IPSOS have also recently written about how the ‘System 1, then sometimes System 2’ sequence isn’t supported by the data. Cognitive processing falls along a continuum, with automatic and deliberative thinking often in conflict.

So it isn’t ‘Thinking, Fast and Slow’, it’s ‘Thinking, Fast and Quick-ish and Not-that-fast and Starting-to-slow and Definitely-on-the-slow-side and yes, Slow’. Except that would have needed a bigger book.

Put in another way, it’s not Both-ism, it’s All-ism.

Part of the problem is how we insist on dividing the mind into two, the conscious and unconscious. What happened to the subconscious? Psychologists no longer use the term, but I’ve always thought it’s really important to brands.

Like in Robert Heath’s book, ‘Seducing the Subconscious’, which is all about that part of our consciousness not currently ‘in focal awareness’. The TV ad we don’t remember but remember.

Or the feelings we have for brands that can be drawn out of respondents in qual but are hard to measure in quant.

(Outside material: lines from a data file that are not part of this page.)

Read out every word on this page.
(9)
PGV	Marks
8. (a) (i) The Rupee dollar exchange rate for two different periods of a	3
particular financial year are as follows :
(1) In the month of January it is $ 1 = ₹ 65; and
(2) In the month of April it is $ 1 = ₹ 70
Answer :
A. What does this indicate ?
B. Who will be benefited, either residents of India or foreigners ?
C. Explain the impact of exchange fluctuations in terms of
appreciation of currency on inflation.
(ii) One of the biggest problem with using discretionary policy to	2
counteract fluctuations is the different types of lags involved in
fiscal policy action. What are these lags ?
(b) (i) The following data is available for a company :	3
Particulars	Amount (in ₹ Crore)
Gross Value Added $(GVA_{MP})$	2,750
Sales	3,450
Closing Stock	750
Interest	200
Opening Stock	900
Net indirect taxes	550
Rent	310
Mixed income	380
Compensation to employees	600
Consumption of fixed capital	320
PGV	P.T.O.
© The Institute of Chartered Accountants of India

All I mean with my model is there’s what you can see on the surface - how people behave in a category, the initial trigger, the upfront expectations, the journey they go through, the choices they make, the experience they have, the points of pain and pleasure throughout, the attitudes they express.

And then there’s working out why they do what they do.

Of course, there are myriad ways of doing that. Wendy Gordon’s book ‘Mindframes’ is a good reminder of how many. Psychology, social anthropology, semiotics, neuroscience, behavioural economics, neurobiology, linguistics, genetics, they can all help you understand. The thing to do is to “start with uncertainty and curiosity”.

But she also says that “despite the ever-changing context in which we live, human beings remain fundamentally unchanged”.

It’s like those Bill Bernbach’s quotes that Dave Trott loves about ‘simple, timeless human truths’ and ‘unchanging man, with his obsessive drive to survive, to be admired, to succeed, to love, to take care of his own’.

So the point of the circles is simply to encourage you (and me) to keep digging. What you need to find is a need insight, one with a tension to resolve, because that’s where the strongest brands lay their foundations.

Which is why you also need a Need Map. You have to know where to dig.

Anyway, I wanted two circles to make it like the ‘o’ in Closer.